BAGHDAD March 17, 2008 -- Iraq may not yet be a good place to live — but Iraqis say things are definitely a lot less bad than a year ago, when the U.S. committed an extra 30,000 troops to curb violence here.
Fifty-five percent of Iraqis now say their own life is going well, up from 39 percent 12 months ago. And 62 percent say security in their local area is good, up 16 percentage points from last year. These results, from an ABC poll carried out across Iraq and released today, paint a picture of a damaged country that is gradually starting to pull itself together again.
"Believe me, the situation is a million times better than it was before," says Um Tiba, a radio talk show host in the town of Fallujah.
She has an hour-long show every day – her listeners call in with problems about their families or their relationships — and few people talk about the war with her.
For the first time in three years, people told our pollsters they were more concerned about social and economic problems than about violence — only a quarter now say security is the main concern in their lives. The poll was conducted last month, Feb. 12-18.
The picture is not completely rosy. One in four respondents said they had experienced a car bomb or other violent attack in their neighborhood in the past six months, and in some areas in the north, violence is still widespread. Only 13 percent of respondents from the northern city of Mosul said their local security was adequate.
Attitudes toward Americans are ambivalent. On the one hand, Iraqis are deeply uncomfortable with the occupation — 73 percent say they oppose the presence of U.S. troops on Iraqi soil. When asked whether the U.S. troop surge has contributed to the drop in violence, a little more than half say no. But in a telling reality check, when asked whether U.S. troops should leave Iraq now, only 38 percent agreed — the majority wants U.S. troops to stay until security is guaranteed.
In the southern Shiite city of Karbala, Shatel Nimer Raheem said that the "occupation is the thorn in the side of the Iraqi people," and he thought the occupiers should leave "today." But when he was asked about how the United States should withdraw, he said "they should prepare the ground so the Iraqis left behind are in control."
Interestingly, as security improves, so do people's economic situations. Fifty-seven percent of Iraqis now say their household finances are good, an increase from last year. Average earnings are up from $322 a month at the beginning of 2007 to $403 a month now. Not only are markets booming, but there is a lot of construction, evidence that people are investing their own money in the expectation that the security situation will continue to improve. At the main checkpoint leading into Fallujah they see an average of 160 trucks a day coming in with cement and blocks.
The biggest problem ABC News encountered across the country was the lack of central government help. Even as peoples' lives were improving at a local level, Baghdad was contributing very little to reconstruction. Universally, people complained about the lack of services — 62 percent said medical care was bad, 81 percent complained about a lack of fuel, and — worst of all — 88 percent said they were not getting enough electricity.
One engineer in Fallujah, standing underneath new electricity pylons, said "it is true they have put up wires and transformers — but what is the use? There is no power."
At a hospital in Nasariyah in the south, we came across Adnan Hamdan Ulaiwi, a 38-year-old soldier, who told us he had been waiting four days for an operation on his arm. Each time he turned up they told him the surgeon was too busy. "If you know someone influential they will take your papers and call your name — if you don't know anyone, you just have to wait."
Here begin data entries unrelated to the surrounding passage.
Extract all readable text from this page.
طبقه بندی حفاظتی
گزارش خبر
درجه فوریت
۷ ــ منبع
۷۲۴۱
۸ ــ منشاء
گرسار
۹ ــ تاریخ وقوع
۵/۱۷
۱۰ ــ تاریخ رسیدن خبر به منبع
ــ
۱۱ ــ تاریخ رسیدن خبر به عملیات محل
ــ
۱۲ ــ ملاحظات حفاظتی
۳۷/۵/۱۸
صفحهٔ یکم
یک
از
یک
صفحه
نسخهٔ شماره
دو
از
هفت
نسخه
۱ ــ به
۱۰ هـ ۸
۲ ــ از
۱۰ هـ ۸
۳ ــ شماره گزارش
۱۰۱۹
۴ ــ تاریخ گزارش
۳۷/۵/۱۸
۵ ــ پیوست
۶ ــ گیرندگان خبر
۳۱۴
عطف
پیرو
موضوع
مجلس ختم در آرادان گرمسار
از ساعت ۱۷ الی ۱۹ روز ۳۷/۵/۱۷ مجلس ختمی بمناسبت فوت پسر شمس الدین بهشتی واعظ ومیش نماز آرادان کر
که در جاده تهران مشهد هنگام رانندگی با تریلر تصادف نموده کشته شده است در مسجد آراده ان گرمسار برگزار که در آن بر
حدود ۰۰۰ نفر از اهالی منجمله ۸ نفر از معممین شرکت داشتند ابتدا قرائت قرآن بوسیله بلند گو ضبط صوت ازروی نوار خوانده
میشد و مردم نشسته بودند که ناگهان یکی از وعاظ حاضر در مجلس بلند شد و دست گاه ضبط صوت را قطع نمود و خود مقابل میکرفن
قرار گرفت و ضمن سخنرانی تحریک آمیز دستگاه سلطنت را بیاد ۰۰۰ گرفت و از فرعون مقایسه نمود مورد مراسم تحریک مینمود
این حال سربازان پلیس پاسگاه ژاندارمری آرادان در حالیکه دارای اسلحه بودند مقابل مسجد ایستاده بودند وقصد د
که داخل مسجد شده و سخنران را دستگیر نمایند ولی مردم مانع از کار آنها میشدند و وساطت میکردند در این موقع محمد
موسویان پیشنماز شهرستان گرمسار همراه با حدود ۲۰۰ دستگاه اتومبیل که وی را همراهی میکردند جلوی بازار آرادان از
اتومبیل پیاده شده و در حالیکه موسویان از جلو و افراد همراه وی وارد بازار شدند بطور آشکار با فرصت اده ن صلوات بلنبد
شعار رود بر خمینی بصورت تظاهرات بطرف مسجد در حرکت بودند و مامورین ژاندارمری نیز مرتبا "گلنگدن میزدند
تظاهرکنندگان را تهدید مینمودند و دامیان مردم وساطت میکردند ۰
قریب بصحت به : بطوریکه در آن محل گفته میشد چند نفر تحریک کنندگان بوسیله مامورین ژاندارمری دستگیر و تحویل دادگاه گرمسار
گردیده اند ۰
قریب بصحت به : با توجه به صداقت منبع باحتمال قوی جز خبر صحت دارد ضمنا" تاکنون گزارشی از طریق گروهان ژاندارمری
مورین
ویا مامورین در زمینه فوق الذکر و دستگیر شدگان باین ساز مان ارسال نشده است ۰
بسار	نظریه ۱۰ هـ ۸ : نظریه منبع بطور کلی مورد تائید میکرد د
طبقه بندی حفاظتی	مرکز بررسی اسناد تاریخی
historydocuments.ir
Although the situation appears to be generally improving, there are some stark sectarian divides — while 62 percent of Shiites and 73 percent of Kurds say their lives are going well, that drops to just 33 percent of Sunnis, who believe the Shiite-led government actively discriminates against them. And the number of Iraqis who say they would like to emigrate is increasing — 36 percent now say they would like to leave if they could. In the Kurdish north we met a group of Christians who had fled the violence in Baghdad and Mosul, and had found shelter with a local priest in the town of Zakho. Several dozen of them were taking an English class. When asked how many people in the room wanted to go to another country, they all put up their hands, laughing loudly at my question.
Most Iraqis, however, are staying — for one thing, it is now much harder for Iraqis to get into Syria or Jordan, as both countries have tightened their border controls with Iraq significantly. And although the war is far from over, many Iraqis are starting to think that the worst might now be over and life will continue to improve. Forty-six percent of Iraqis say they expect life to be better in a year's time. After five years, many say they've waited long enough.